Phoebe Veldhuizen is the kind of person who will look after your kids while you enjoy a drink.
In fact, that’s how she first met Tom Delmont, co-founder of Fixation Brewing Company. She was working in a cafe in the early 2010s and Tom’s wife, Kate, would stop in with three kids in tow. Phoebe would hold the baby while Kate sipped her coffee. That above-and-beyond approach has followed her throughout her hospitality career, and to her current job behind the bar at Fixation’s brewpub.
“If you look up most of our reviews they’re like, ‘Bar staff charged my phone and didn’t make me pay for anything,’” she tells me via Zoom call.
As we chat, she sips on cheap table wine from a black, plastic wine glass. The sun is shining and she’s in her garden. She’s spending her lockdown days gardening and “playing with light.” When not behind the bar, Phoebe is a photographer who shoots exclusively on film. She’s taken a double-hit with the shutdowns: she was about to sign a full-time contract at the brewpub, then was going to fly to Berlin for a month-long artist residency. Now, neither are happening.
“It was a bit shitty,” she says. “You put all of your energy into this one trip that you’d been planning for a year. And it’s not just me; I was giving people paid [modeling] work in Berlin as well.”

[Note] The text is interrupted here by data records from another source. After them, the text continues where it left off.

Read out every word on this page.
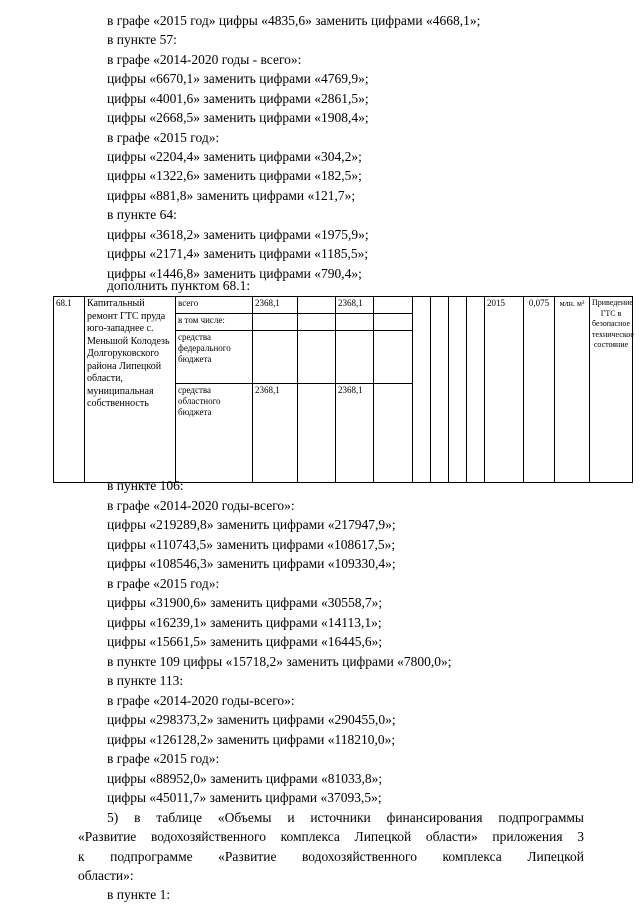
в графе «2015 год» цифры «4835,6» заменить цифрами «4668,1»;
в пункте 57:
в графе «2014-2020 годы - всего»:
цифры «6670,1» заменить цифрами «4769,9»;
цифры «4001,6» заменить цифрами «2861,5»;
цифры «2668,5» заменить цифрами «1908,4»;
в графе «2015 год»:
цифры «2204,4» заменить цифрами «304,2»;
цифры «1322,6» заменить цифрами «182,5»;
цифры «881,8» заменить цифрами «121,7»;
в пункте 64:
цифры «3618,2» заменить цифрами «1975,9»;
цифры «2171,4» заменить цифрами «1185,5»;
цифры «1446,8» заменить цифрами «790,4»;
дополнить пунктом 68.1:
68.1	Капитальный ремонт ГТС пруда юго-западнее с. Меньшой Колодезь Долгоруковского района Липецкой области, муниципальная собственность	всего	2368,1		2368,1						2015	0,075	млн. м³	Приведение ГТС в безопасное техническое состояние
		в том числе:												
		средства федерального бюджета												
		средства областного бюджета	2368,1		2368,1									
в пункте 106:
в графе «2014-2020 годы-всего»:
цифры «219289,8» заменить цифрами «217947,9»;
цифры «110743,5» заменить цифрами «108617,5»;
цифры «108546,3» заменить цифрами «109330,4»;
в графе «2015 год»:
цифры «31900,6» заменить цифрами «30558,7»;
цифры «16239,1» заменить цифрами «14113,1»;
цифры «15661,5» заменить цифрами «16445,6»;
в пункте 109 цифры «15718,2» заменить цифрами «7800,0»;
в пункте 113:
в графе «2014-2020 годы-всего»:
цифры «298373,2» заменить цифрами «290455,0»;
цифры «126128,2» заменить цифрами «118210,0»;
в графе «2015 год»:
цифры «88952,0» заменить цифрами «81033,8»;
цифры «45011,7» заменить цифрами «37093,5»;
5) в таблице «Объемы и источники финансирования подпрограммы
«Развитие водохозяйственного комплекса Липецкой области» приложения 3
к подпрограмме «Развитие водохозяйственного комплекса Липецкой
области»:
в пункте 1:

Fixation Brewing’s tagline is “Dedicated to India Pale Ales,” and the business is a partnership between Delmont and Stone & Wood Brewing Co. The brewpub, called The Incubator, is in inner-city Melbourne, while production happens in Murwillumbah in New South Wales. At the brewpub there are 10 taps, and each is a different riff on the IPA.
“I honestly didn’t like IPAs when I got the job,” Phoebe confesses. “I was in New York for a month right before Fixation opened and I was running around trying all these IPAs trying to like it. I do like it now because I’ve learned so much about it and how different it can be.”
When the shutdowns began, the brewpub created a delivery service and drive-up bottle shop, and Phoebe enjoyed heading out and still seeing the regulars. Unfortunately, there wasn’t enough work for the whole team.
“Now I’ve been unemployed, as of this Sunday, for a month,” she says. However, Fixation has begun packaging a handful of beers from the brewpub for the first time, and the Australian government has rolled out a program called “JobKeeper,” which started in early May and is a $1,500, biweekly subsidy for employees of eligible businesses. It’s keeping a lot of people like Phoebe in food and housing.
For now, she’s optimistic that the artist residency will still go ahead—but for now, as the Melbourne days get shorter, she’s just making the most of the changing light.